İnsan doğduğu şehri, anne veya babasını seçemez ama yaşayacağı kenti, eşini ve işini seçme özgürlüğüne sahiptir.
Kırşehir’de doğmuş, Antalya’ya uzun süredir hizmet etmiş ve Döşemealtı’nı emeklilik yaşamı olarak seçmiş eski bir bürokrat olarak, haftalık çıkacak olan bu gazeteyi önemsiyorum.
Hayırlı olsun.
İnsanlar çoğu kez doğduğu kent ile değil, yaşadığı kent ile övünür. Ve yaşadığı şehir, ilçe, beldenin meseleleri ile daha çok ilgilenir.
Yazmam istenildiğinde ikilemeden kabul ettim. Zira Döşemealtı, benim yaşadığım, sakini olduğum bir ilçe… Aslında insanlar yaşadığı yerin sakini olmaktan ziyade sahibi olmalıdır.
Zira İnsanyaşadığı yerde arkadaşlıklar kurar, komşuluk ilişkilerini geliştirir ve zamanının çoğunu burada geçirir. Hüznü, sevinci, umudu, hatta hırçınlığı yoğun olarak yaşadığı yerde yaşar. Bu nedenle yaşanılan yer ile insanın duygusal etkileşimde bulunması doğaldır.
Döşemealtı, Antalya’nın gözbebeğidir. Nem oranının şehir merkezine göre daha az olması, şehre yakınlığı ve doğal güzelliği insanları cezbetmiştir.

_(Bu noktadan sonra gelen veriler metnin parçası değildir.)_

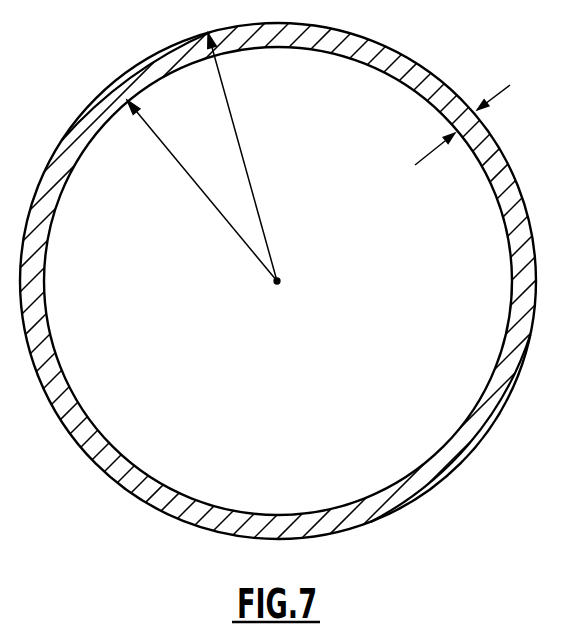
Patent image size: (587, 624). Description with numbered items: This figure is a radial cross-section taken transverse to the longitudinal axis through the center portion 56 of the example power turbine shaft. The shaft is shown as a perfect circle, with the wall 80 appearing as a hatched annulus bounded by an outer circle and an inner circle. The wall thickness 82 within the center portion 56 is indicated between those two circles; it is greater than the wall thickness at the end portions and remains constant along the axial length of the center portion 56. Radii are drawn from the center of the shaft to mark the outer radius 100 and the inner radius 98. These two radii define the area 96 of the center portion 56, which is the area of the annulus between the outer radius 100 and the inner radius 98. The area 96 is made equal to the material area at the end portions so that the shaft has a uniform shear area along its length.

The center portion 56 is at (288, 313).
The wall 80 is at (347, 334).
The wall thickness 82 is at (508, 87).
The area 96 is at (394, 60).
The inner radius 98 is at (201, 190).
The outer radius 100 is at (241, 153).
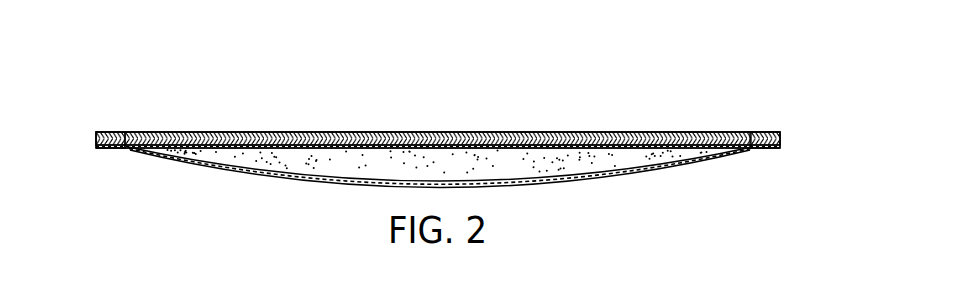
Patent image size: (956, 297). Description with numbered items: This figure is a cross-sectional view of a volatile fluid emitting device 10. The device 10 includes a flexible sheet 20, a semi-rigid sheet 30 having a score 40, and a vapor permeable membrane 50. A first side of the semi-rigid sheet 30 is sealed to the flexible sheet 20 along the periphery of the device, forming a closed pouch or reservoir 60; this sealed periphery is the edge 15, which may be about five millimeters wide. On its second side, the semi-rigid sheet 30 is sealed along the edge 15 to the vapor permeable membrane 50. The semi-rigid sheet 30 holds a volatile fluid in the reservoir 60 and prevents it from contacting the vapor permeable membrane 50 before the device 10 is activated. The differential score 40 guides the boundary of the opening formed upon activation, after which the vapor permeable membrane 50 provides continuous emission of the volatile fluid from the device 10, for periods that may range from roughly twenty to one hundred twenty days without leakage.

The device 10 is at (220, 96).
The edge 15 is at (106, 122).
The flexible sheet 20 is at (585, 179).
The semi-rigid sheet 30 is at (352, 139).
The score 40 is at (437, 144).
The vapor permeable membrane 50 is at (611, 132).
The reservoir 60 is at (293, 162).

Özellikle Korona salgınından sonra, bahçeli ev özlemi çeken insanlar, tercihini Döşemealtı için kullanmış ve bu aşırı talep emlak fiyatlarına da yansımıştır.
Yetkililere ve sorumlu vatandaşlara düşen görev, çirkin ve plansız yapılaşmaya izin vermemesidir.

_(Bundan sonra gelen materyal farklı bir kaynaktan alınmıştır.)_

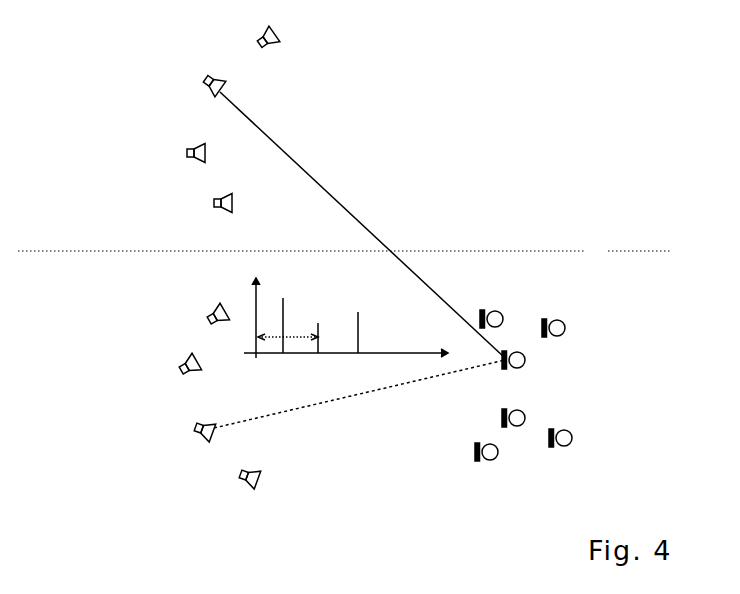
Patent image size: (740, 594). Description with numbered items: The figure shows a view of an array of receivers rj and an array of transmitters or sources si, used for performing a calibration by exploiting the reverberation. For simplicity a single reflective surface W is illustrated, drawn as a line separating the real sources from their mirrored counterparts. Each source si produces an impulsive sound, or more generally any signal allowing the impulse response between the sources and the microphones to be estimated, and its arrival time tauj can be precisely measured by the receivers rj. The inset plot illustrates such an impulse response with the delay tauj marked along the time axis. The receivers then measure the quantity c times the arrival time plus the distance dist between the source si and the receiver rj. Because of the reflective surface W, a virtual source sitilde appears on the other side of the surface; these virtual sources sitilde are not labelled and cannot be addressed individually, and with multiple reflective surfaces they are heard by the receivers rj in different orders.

The virtual source sitilde is at (352, 200).
The source si is at (341, 401).
The receiver rj is at (504, 372).
The reflective surface W is at (345, 270).
The arrival time tauj is at (346, 318).
The distance between source and receiver dist is at (350, 447).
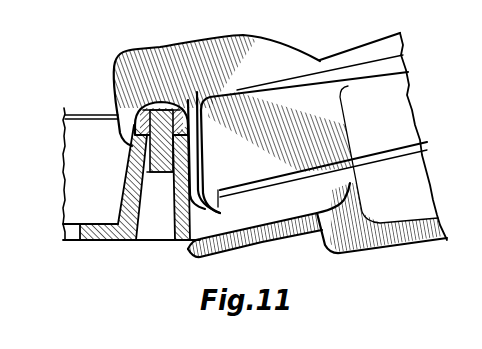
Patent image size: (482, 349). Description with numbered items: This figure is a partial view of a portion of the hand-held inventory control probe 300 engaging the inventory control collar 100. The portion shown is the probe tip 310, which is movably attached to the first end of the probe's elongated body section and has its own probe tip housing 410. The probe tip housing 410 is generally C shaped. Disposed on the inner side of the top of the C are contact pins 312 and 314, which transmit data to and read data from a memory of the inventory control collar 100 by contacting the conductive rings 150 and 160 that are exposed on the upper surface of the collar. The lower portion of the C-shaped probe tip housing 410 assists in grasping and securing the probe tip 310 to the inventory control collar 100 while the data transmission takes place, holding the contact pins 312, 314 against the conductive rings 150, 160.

The inventory control collar 100 is at (90, 250).
The conductive ring 150 is at (137, 152).
The conductive ring 160 is at (190, 162).
The hand-held inventory control probe 300 is at (323, 38).
The probe tip 310 is at (271, 27).
The contact pin 312 is at (169, 106).
The contact pin 314 is at (143, 78).
The probe tip housing 410 is at (270, 72).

Yeşil katliamı devam eder, çevre kirliliğine göz yumulur ise, özlediğimiz ve sevdiğimiz bu güzel ilçeye yazık olur.
İlçenin tarım alanları ve miraslı toprakların çıkar gurupları arasında el değiştirdiğine dair duyumlar alıyoruz.
Öyle olursa ne olur? İlçemiz betona teslim olur.

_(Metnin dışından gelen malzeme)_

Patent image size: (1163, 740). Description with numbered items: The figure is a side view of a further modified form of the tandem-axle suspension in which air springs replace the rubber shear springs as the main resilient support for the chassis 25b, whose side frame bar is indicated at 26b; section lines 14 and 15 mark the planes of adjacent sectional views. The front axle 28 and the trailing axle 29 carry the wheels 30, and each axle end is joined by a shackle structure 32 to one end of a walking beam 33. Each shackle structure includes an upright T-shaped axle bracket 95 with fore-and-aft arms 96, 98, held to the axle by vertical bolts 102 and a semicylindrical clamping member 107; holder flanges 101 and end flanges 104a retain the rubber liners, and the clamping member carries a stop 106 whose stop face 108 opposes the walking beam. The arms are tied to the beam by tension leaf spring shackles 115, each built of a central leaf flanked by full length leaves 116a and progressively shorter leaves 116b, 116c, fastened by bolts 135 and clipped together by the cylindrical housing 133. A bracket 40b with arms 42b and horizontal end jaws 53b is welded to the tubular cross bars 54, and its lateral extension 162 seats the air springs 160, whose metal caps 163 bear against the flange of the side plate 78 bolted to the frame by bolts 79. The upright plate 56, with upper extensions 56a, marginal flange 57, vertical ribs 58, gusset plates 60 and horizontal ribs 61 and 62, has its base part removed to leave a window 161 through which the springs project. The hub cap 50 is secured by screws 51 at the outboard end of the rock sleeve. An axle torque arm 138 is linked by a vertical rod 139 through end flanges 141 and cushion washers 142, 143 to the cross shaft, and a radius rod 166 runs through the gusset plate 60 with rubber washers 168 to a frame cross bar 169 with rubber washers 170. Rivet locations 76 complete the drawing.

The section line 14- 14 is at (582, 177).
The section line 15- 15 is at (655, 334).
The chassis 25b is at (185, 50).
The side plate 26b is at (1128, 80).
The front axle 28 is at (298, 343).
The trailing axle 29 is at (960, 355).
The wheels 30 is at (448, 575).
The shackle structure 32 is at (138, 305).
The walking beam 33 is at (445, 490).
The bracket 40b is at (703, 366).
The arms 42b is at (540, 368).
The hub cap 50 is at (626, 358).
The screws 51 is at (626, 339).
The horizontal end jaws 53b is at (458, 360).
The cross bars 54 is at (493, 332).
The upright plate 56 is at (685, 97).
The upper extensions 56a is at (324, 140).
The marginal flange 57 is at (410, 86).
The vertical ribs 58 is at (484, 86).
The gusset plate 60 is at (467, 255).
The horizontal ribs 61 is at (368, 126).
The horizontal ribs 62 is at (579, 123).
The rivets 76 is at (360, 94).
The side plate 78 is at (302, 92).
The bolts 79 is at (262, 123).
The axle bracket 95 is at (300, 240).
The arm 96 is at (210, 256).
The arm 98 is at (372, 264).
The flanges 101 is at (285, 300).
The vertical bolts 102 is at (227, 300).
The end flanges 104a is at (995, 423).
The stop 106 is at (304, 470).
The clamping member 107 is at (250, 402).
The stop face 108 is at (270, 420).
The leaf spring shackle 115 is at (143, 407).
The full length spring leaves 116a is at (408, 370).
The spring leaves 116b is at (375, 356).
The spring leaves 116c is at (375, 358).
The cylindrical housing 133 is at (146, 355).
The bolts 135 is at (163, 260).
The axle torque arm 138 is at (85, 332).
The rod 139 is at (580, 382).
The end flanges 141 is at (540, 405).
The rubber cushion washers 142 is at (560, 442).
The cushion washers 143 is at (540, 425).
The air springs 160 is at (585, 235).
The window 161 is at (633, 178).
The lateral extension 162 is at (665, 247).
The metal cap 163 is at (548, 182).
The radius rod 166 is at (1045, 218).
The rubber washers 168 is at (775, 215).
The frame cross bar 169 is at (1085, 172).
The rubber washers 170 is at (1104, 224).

“Yaşanılan alan ile bütünleşememe”, “ aidiyet duymama”, “ sorunlarına duyarsız kalma” gibi duyguların gelişmesi bir ilçe için tehlike sinyalleridir.Farklı sosyal sınıflar ve hemşericilik üzerinden farklar derinleşirse kent kültürünü oluşturmanın imkânı yoktur.
O bakımdan Döşemealtı’nda yaşayan herkesi buralı görme gibi bir zorunluluk doğmaktadır.
Çünkü Döşemealtı, dar kalıplara sığacak küçük bir köy ya da bir Anadolu ilçesi görünümünden uzaklaşmıştır.
Bu ilçede yaşamayı bir ayrıcalık görerek, birlikte hizmet etmek veya hizmet verenlere katkı sunmak bizim görevimiz olmalıdır.Kendisini ilçenin bir parçası olarak görmeyen kuru kalabalıklar ile kent bilinci yerleşmez.
Sağlıklı büyümek gerekir.
Atalarımız nereli olursa olsun!Bizi barındıran, ekmek yediğimiz, su içtiğimiz, soluk aldığımız yeri yüceltmek ve geliştirmek zorundayız.
Eğitim, sağlık, barınma, sosyal ve kültürel bakımdan eksiklikler var. Bunların tamamlanması için belirli bir süreç gerekir.
Belediyenin kısıtlı imkânları ile bunu sağlamak kısa vadede imkânsız gibi görünse de… Bu konudaki çabaları takdir etmek gerekir.
Sayın başkanın; estetikten uzak, saygıdan yoksun, kuru kalabalıkların birbirinden habersizce yaşadığı bir hengâme ilçeyi istemediğini biliyoruz.
Döşemealtı’nın dış dünya ile etkileşimini kesmeden, kendi kültür ve değerlerine sahip çıkarak, kaliteli yaşam alanları oluşturma çabalarını sürdürmesi gerektiğine inanıyorum.
Bu da “ortak akıl” ve “istişare” ile olur.
İlçenin ana sorunları konusunda fikirsel ve inanç farklılıklarını bırakıp bir araya gelme ve birlik olma kentli olmanın gereğidir.
Başkanın meslek bilgisi, bilgi birikimi ve herkesi kucaklayan anlayışı bunu gerçekleştirecek düzeydedir.
Bunu yaparsa başarı kendiliğinden gelir.